États-Unis: Où en sont-ils en 2024 et où iront-ils?

États-Unis: Où en sont-ils en 2024 et où iront-ils?
  • Les États-Unis, première puissance mondiale, souffrent de problèmes structurels très graves
  • Le plus important d’entre eux est l’effondrement du vaste consensus national sur les principes politiques

Dans un contexte de cadeaux politiques offerts à Israël par les principaux pays occidentaux à l’occasion de la Journée de commémoration de l’Holocauste et de la sympathie manifestée à l’égard de ses dirigeants à l’issue de la position de la Cour internationale de justice (CIJ) sur les actions qu’il a prises – et continue de prendre – dans la bande de Gaza, l’analyse politique a mis l’accent sur Israël. Cependant, des évolutions inattendues se sont également produites aux États-Unis au cours des deux dernières semaines.

La décision du gouverneur de Floride, Ron DeSantis, de se retirer des primaires du Parti républicain a peut-être surpris certains observateurs. M. DeSantis, que beaucoup considéraient comme un candidat idéal pour remporter la prochaine élection présidentielle, a décidé qu’il serait préférable de limiter les pertes et de sortir de la course dès le début, même s’il est arrivé deuxième derrière Donald Trump lors de la première élection primaire dans l’Iowa.

Les qualités suivantes ont déterminé les forces et les faiblesses de la candidature de Ron DeSantis, d'abord face à M. Trump dans les primaires, puis dans la course à la présidence face à Joe Biden.

Tout d’abord, il s’agissait d’un candidat dont l’extrême conservatisme est incontestable. Il briguait l’investiture dans un parti où l’influence de l’extrême droite conservatrice croît fortement et rapidement.

Deuxièmement, il fait partie des jeunes politiciens censés façonner l’avenir du Parti républicain après une ère Trump «personnalisée».
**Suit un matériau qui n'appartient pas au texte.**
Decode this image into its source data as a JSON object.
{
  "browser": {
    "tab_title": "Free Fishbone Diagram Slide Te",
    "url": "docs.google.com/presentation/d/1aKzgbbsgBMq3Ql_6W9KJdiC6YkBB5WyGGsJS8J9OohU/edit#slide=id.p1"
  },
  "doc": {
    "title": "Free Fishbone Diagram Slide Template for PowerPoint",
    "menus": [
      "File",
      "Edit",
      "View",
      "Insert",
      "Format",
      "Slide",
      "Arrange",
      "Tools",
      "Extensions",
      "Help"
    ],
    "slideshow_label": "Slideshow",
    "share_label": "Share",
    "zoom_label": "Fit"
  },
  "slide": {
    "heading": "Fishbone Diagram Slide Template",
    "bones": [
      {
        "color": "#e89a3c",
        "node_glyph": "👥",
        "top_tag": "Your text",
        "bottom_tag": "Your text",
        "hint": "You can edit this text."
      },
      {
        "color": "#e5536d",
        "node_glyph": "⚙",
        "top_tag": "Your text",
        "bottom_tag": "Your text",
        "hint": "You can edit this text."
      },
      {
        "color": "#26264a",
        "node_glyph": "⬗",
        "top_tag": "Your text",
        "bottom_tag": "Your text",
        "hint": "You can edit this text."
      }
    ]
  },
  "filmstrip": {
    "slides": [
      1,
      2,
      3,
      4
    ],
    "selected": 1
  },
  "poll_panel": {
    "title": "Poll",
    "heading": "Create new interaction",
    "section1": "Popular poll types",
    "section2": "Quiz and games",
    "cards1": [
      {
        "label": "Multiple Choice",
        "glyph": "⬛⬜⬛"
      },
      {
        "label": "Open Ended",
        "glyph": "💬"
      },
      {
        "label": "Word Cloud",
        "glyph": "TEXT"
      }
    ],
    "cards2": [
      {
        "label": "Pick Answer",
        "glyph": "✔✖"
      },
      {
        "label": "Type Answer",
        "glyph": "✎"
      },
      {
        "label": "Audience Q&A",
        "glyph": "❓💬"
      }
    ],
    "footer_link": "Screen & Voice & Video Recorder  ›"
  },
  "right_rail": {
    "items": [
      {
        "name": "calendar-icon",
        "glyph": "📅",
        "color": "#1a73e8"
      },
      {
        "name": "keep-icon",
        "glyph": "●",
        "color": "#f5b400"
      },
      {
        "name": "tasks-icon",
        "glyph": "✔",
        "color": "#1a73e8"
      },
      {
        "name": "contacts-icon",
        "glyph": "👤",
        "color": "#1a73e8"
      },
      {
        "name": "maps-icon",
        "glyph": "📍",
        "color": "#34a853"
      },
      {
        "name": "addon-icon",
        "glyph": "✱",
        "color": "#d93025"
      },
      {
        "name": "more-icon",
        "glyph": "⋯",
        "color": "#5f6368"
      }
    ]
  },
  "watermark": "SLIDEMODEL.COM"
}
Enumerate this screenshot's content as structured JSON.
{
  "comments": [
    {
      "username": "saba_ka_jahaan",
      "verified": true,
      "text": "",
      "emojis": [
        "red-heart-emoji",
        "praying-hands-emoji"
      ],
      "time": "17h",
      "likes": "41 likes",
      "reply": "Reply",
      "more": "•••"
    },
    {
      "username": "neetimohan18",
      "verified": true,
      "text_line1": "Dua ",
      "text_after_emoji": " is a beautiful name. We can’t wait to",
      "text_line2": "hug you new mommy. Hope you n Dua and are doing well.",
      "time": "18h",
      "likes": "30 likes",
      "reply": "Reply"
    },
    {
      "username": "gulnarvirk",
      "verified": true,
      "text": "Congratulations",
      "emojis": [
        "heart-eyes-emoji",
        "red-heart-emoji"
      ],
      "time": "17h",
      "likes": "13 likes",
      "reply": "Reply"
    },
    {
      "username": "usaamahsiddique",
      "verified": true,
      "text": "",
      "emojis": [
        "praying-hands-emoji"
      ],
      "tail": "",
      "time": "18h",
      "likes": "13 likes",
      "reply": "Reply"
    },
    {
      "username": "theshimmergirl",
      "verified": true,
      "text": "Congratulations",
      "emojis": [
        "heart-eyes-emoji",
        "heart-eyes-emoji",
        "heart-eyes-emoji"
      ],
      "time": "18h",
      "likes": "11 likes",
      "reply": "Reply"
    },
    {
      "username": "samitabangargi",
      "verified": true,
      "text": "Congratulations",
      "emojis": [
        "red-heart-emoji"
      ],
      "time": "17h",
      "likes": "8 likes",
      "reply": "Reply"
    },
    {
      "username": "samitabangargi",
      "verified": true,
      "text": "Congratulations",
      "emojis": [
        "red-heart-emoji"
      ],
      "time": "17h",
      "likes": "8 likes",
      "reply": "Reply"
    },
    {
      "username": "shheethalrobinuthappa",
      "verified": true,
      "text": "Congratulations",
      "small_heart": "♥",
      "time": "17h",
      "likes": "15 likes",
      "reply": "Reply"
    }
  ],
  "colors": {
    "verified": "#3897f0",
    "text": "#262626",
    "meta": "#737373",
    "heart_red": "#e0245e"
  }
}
Troisièmement, il a été l’un des premiers hommes politiques à reconnaître l’importance de lutter contre l’immigration et les demandeurs d’asile. À cette fin, il a adopté, sans équivoque, des politiques découlant du «trumpisme», allant parfois même plus loin que le «fondateur», désireux d’ériger un «mur de séparation» avec le Mexique.

Enfin, il est gouverneur du troisième État le plus peuplé des États-Unis, qui est également le troisième plus grand «État latino-américain» (après la Californie et le Texas) et, avec le Texas, un bastion important du Parti républicain.

Cependant, il semblerait que les qualités de M. DeSantis aient commencé à inquiéter son «mentor». Donald Trump a vu passer le statut de Ron DeSantis d’étudiant prometteur à celui de rival cherchant à hériter de son poste trop rapidement. La vérité est que l’appréhension de M. Trump à l’égard de tout candidat sérieux qui lui ferait la concurrence à droite grandit parallèlement aux doutes croissants quant à sa capacité à poursuivre sa campagne électorale jusqu’à l’automne, compte tenu du lot d’allégations politiques et de problèmes juridiques auxquels il fait face.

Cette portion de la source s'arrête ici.